Since June 2013, Americans have been aware the National Security Agency’s domestic spying program, through which it collects the telephony metadata of virtually every person with a cell phone in the United States. Intelligence officials claim authority for this privacy violating program through Section 215 of the USA PATRIOT Act and a misinterpretation of a 1979 Supreme Court case, Smith v. Maryland. But what much of the public doesn’t know about are violations of privacy occurring under Section 213 of the PATRIOT Act, the so-called "sneak-and-peek" provision.

When the PATRIOT Act was passed in the aftermath of the 9/11 terrorist attacks, members of Congress — Republicans and Democrats alike — hailed its most sweeping and constitutionally questionable provisions as powerful means to prevent terrorists from once again striking the homeland. And, all too often, when someone disagreed with this narrative and warned of the potential for abuse by federal law enforcement and intelligence agencies, their patriotism was questioned.

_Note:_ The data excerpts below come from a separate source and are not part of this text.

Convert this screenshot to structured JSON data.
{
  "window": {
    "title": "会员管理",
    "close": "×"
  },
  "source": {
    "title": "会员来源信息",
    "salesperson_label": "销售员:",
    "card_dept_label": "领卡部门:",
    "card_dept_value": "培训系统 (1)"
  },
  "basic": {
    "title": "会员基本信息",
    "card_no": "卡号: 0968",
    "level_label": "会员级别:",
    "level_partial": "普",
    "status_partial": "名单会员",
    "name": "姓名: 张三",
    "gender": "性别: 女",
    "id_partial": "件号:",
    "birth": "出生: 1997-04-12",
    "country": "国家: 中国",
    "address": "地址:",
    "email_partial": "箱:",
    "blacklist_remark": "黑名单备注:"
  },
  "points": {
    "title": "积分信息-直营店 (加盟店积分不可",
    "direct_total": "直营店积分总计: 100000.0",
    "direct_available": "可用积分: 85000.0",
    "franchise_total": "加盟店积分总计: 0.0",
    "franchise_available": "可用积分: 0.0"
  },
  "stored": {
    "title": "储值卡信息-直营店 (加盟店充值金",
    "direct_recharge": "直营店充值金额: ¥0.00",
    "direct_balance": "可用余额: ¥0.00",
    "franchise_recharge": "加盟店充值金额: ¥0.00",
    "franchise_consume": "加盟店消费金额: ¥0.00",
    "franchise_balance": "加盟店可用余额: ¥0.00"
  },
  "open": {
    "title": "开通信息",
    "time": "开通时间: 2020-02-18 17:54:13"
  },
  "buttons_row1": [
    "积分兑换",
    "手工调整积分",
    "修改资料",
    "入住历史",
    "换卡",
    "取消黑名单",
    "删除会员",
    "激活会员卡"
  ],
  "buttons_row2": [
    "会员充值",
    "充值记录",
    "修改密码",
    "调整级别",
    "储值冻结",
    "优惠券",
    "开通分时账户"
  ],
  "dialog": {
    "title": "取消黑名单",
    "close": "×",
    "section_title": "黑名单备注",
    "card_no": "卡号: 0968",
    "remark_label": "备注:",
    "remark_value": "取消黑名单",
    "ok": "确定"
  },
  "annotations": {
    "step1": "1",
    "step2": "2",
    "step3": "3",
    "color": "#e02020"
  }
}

But Section 213 of the PATRIOT Act, however, isn’t being used to investigate terrorism. According to data compiled by the Electronic Frontier Foundation, for example, the authority given under this provision — through which law enforcement agencies can search the homes or computers of suspects without immediate notification — has been used more for drug investigations than any other crime. In fact, from fiscal year 2011 through 2013, 81 percent of requested "sneak-and-peek" warrants dealt with drug investigations.

Over this same time period, less than 1 percent of "sneak-and-peek" warrants requested were for use in terrorism investigations.

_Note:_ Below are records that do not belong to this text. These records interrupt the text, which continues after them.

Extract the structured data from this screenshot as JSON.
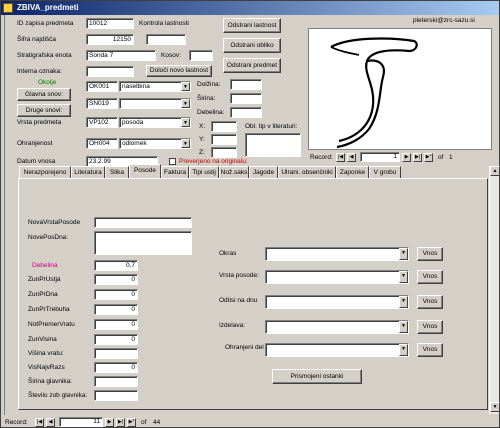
{
  "window": {
    "title": "ZBIVA_predmeti",
    "user": "pleterski@zrc-sazu.si"
  },
  "form": {
    "id_label": "ID zapisa predmeta",
    "id_value": "10012",
    "kontrola_label": "Kontrola lastnosti",
    "sifra_label": "Šifra najdišča",
    "sifra_value": "12150",
    "strat_label": "Stratigrafska enota",
    "strat_value": "Sonda 7",
    "kosov_label": "Kosov:",
    "interna_label": "Interna oznaka:",
    "dolocni_label": "Določi novo lastnost",
    "okolje_label": "Okolje",
    "glavna_label": "Glavna snov:",
    "glavna_code": "OK001",
    "glavna_value": "naselbina",
    "druge_label": "Druge snovi:",
    "druge_code": "SN019",
    "vrsta_label": "Vrsta predmeta",
    "vrsta_code": "VP102",
    "vrsta_value": "posoda",
    "ohranjenost_label": "Ohranjenost",
    "ohranjenost_code": "OH004",
    "ohranjenost_value": "odlomek",
    "datum_label": "Datum vnosa",
    "datum_value": "23.2.99",
    "preverjeno_label": "Preverjeno na originalu:",
    "dolzina_label": "Dolžina:",
    "sirina_label": "Širina:",
    "debelina_label": "Debelina:",
    "x_label": "X:",
    "y_label": "Y:",
    "z_label": "Z:",
    "obl_label": "Obl. tip v literaturi:"
  },
  "buttons": {
    "odstrani_lastnost": "Odstrani lastnost",
    "odstrani_obliko": "Odstrani obliko",
    "odstrani_predmet": "Odstrani predmet",
    "prisvojeni_ostanki": "Prismojeni ostanki",
    "vnos": "Vnos"
  },
  "image_nav": {
    "record_label": "Record:",
    "current": "1",
    "of_label": "of",
    "total": "1"
  },
  "tabs": [
    "Nerazporejeno",
    "Literatura",
    "Slika",
    "Posode",
    "Faktura",
    "Tipi ustij",
    "Nož.saks",
    "Jagode",
    "Ulrani. obsenčniki",
    "Zaponke",
    "V grobu"
  ],
  "active_tab": "Posode",
  "posode": {
    "nova_vrsta_label": "NovaVrstaPosode",
    "nove_pos_dna_label": "NovePosDna:",
    "debelina_label": "Debelina",
    "debelina_value": "0,7",
    "zun_pr_ustja_label": "ZunPrUstja",
    "zun_pr_ustja_value": "0",
    "zun_pr_dna_label": "ZunPrDna",
    "zun_pr_dna_value": "0",
    "zun_pr_trebuha_label": "ZunPrTrebuha",
    "zun_pr_trebuha_value": "0",
    "not_premer_vratu_label": "NotPremerVratu",
    "not_premer_vratu_value": "0",
    "zun_visina_label": "ZunVisina",
    "zun_visina_value": "0",
    "visina_vratu_label": "Višina vratu:",
    "vis_najv_razs_label": "VisNajvRazs",
    "vis_najv_razs_value": "0",
    "sirina_glavnika_label": "Širina glavnika:",
    "stevilo_zob_label": "Število zob glavnika:",
    "okras_label": "Okras",
    "vrsta_posode_label": "Vrsta posode:",
    "odtisi_label": "Odtisi na dnu",
    "izdelava_label": "Izdelava:",
    "ohranjeni_del_label": "Ohranjeni del"
  },
  "record_nav": {
    "record_label": "Record:",
    "current": "11",
    "of_label": "of",
    "total": "44"
  }
}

Not only does Section 213 have little to do with terrorism investigations, it’s being used by law enforcement in alarming frequency. "Law enforcement made 47 sneak-and-peek searches nationwide from September 2001 to April 2003. The 2010 report reveals 3,970 total requests were processed. Within three years that number jumped to 11,129. That’s an increase of over 7,000 requests," writes Mark Jaycox of EFF. "Exactly what privacy advocates argued in 2001 is happening: sneak and peak warrants are not just being used in exceptional circumstances—which was their original intent—but as an everyday investigative tool."

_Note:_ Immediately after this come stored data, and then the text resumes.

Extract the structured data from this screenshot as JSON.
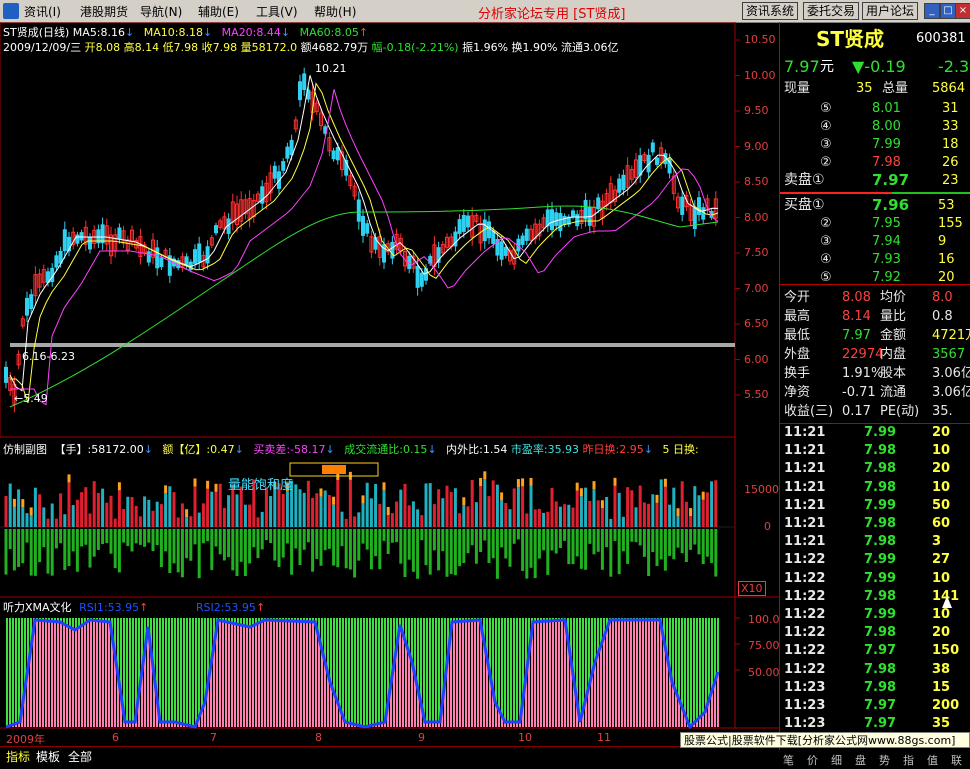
{
  "menubar": {
    "items": [
      "资讯(I)",
      "港股期货",
      "导航(N)",
      "辅助(E)",
      "工具(V)",
      "帮助(H)"
    ],
    "title": "分析家论坛专用 [ST贤成]",
    "buttons": [
      "资讯系统",
      "委托交易",
      "用户论坛"
    ]
  },
  "header": {
    "symbol_line": "ST贤成(日线)",
    "ma5": "MA5:8.16",
    "ma10": "MA10:8.18",
    "ma20": "MA20:8.44",
    "ma60": "MA60:8.05",
    "day_line": "2009/12/09/三",
    "open": "开8.08",
    "high": "高8.14",
    "low": "低7.98",
    "close": "收7.98",
    "vol": "量58172.0",
    "amount": "额4682.79万",
    "change": "幅-0.18(-2.21%)",
    "amplitude": "振1.96%",
    "turnover": "换1.90%",
    "float": "流通3.06亿"
  },
  "annotations": {
    "high_mark": "10.21",
    "range_mark": "6.16-6.23",
    "low_mark": "←5.49"
  },
  "price_axis": [
    "10.50",
    "10.00",
    "9.50",
    "9.00",
    "8.50",
    "8.00",
    "7.50",
    "7.00",
    "6.50",
    "6.00",
    "5.50"
  ],
  "sub1": {
    "title": "仿制副图",
    "hand": "【手】:58172.00",
    "amt": "额【亿】:0.47",
    "bs": "买卖差:-58.17",
    "ratio": "成交流通比:0.15",
    "inout": "内外比:1.54",
    "pe": "市盈率:35.93",
    "yest": "昨日换:2.95",
    "five": "5 日换:",
    "label": "量能饱和度",
    "axis_top": "15000",
    "axis_zero": "0",
    "scale": "X10"
  },
  "sub2": {
    "title": "听力XMA文化",
    "rsi1": "RSI1:53.95",
    "rsi2": "RSI2:53.95",
    "axis": [
      "100.0",
      "75.00",
      "50.00"
    ]
  },
  "time_axis": [
    "2009年",
    "6",
    "7",
    "8",
    "9",
    "10",
    "11"
  ],
  "tabs": [
    "指标",
    "模板",
    "全部"
  ],
  "quote": {
    "name": "ST贤成",
    "code": "600381",
    "price": "7.97",
    "unit": "元",
    "change": "▼-0.19",
    "pct": "-2.3",
    "now_vol_label": "现量",
    "now_vol": "35",
    "total_vol_label": "总量",
    "total_vol": "5864",
    "asks": [
      {
        "lvl": "⑤",
        "price": "8.01",
        "vol": "31"
      },
      {
        "lvl": "④",
        "price": "8.00",
        "vol": "33"
      },
      {
        "lvl": "③",
        "price": "7.99",
        "vol": "18"
      },
      {
        "lvl": "②",
        "price": "7.98",
        "vol": "26"
      },
      {
        "lvl": "卖盘①",
        "price": "7.97",
        "vol": "23"
      }
    ],
    "bids": [
      {
        "lvl": "买盘①",
        "price": "7.96",
        "vol": "53"
      },
      {
        "lvl": "②",
        "price": "7.95",
        "vol": "155"
      },
      {
        "lvl": "③",
        "price": "7.94",
        "vol": "9"
      },
      {
        "lvl": "④",
        "price": "7.93",
        "vol": "16"
      },
      {
        "lvl": "⑤",
        "price": "7.92",
        "vol": "20"
      }
    ],
    "stats": [
      {
        "l1": "今开",
        "v1": "8.08",
        "c1": "r",
        "l2": "均价",
        "v2": "8.0",
        "c2": "r"
      },
      {
        "l1": "最高",
        "v1": "8.14",
        "c1": "r",
        "l2": "量比",
        "v2": "0.8",
        "c2": "w"
      },
      {
        "l1": "最低",
        "v1": "7.97",
        "c1": "g",
        "l2": "金额",
        "v2": "4721万",
        "c2": "y"
      },
      {
        "l1": "外盘",
        "v1": "22974",
        "c1": "r",
        "l2": "内盘",
        "v2": "3567",
        "c2": "g"
      },
      {
        "l1": "换手",
        "v1": "1.91%",
        "c1": "w",
        "l2": "股本",
        "v2": "3.06亿",
        "c2": "w"
      },
      {
        "l1": "净资",
        "v1": "-0.71",
        "c1": "w",
        "l2": "流通",
        "v2": "3.06亿",
        "c2": "w"
      },
      {
        "l1": "收益(三)",
        "v1": "0.17",
        "c1": "w",
        "l2": "PE(动)",
        "v2": "35.",
        "c2": "w"
      }
    ],
    "ticks": [
      {
        "t": "11:21",
        "p": "7.99",
        "v": "20"
      },
      {
        "t": "11:21",
        "p": "7.98",
        "v": "10"
      },
      {
        "t": "11:21",
        "p": "7.98",
        "v": "20"
      },
      {
        "t": "11:21",
        "p": "7.98",
        "v": "10"
      },
      {
        "t": "11:21",
        "p": "7.99",
        "v": "50"
      },
      {
        "t": "11:21",
        "p": "7.98",
        "v": "60"
      },
      {
        "t": "11:21",
        "p": "7.98",
        "v": "3"
      },
      {
        "t": "11:22",
        "p": "7.99",
        "v": "27"
      },
      {
        "t": "11:22",
        "p": "7.99",
        "v": "10"
      },
      {
        "t": "11:22",
        "p": "7.98",
        "v": "141"
      },
      {
        "t": "11:22",
        "p": "7.99",
        "v": "10"
      },
      {
        "t": "11:22",
        "p": "7.98",
        "v": "20"
      },
      {
        "t": "11:22",
        "p": "7.97",
        "v": "150"
      },
      {
        "t": "11:22",
        "p": "7.98",
        "v": "38"
      },
      {
        "t": "11:23",
        "p": "7.98",
        "v": "15"
      },
      {
        "t": "11:23",
        "p": "7.97",
        "v": "200"
      },
      {
        "t": "11:23",
        "p": "7.97",
        "v": "35"
      }
    ]
  },
  "status_banner": "股票公式|股票软件下载[分析家公式网www.88gs.com]",
  "bottom_strip": [
    "笔",
    "价",
    "细",
    "盘",
    "势",
    "指",
    "值",
    "联"
  ],
  "colors": {
    "up": "#ff4040",
    "down": "#30e030",
    "ma5": "#ffffff",
    "ma10": "#ffff40",
    "ma20": "#ff40ff",
    "ma60": "#30e030",
    "rsi_up": "#ff80b0",
    "rsi_line": "#2040ff"
  }
}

Section 213 — which, unlike Section 215, isn’t subject to reauthorization — flies in the face of the Fourth Amendment, which states, "The right of the people to be secure in their persons, houses, papers, and effects, against unreasonable searches and seizures, shall not be violated, and no Warrants shall issue, but upon probable cause, supported by Oath or affirmation, and particularly describing the place to be searched, and the persons or things to be seized."

Though law enforcement agencies could make the case for delayed notification search before the PATRIOT Act, it was a tool granted by courts in the most extraordinary of circumstances. Section 213, unfortunately, has made it common procedure, as the data show, which is exactly what opponents of the PATRIOT Act warned would happen. The standard has been significant weakened, and an increasing number of individuals who fall subject to delayed notification warrants are being denied the opportunity to assert their Fourth Amendment rights.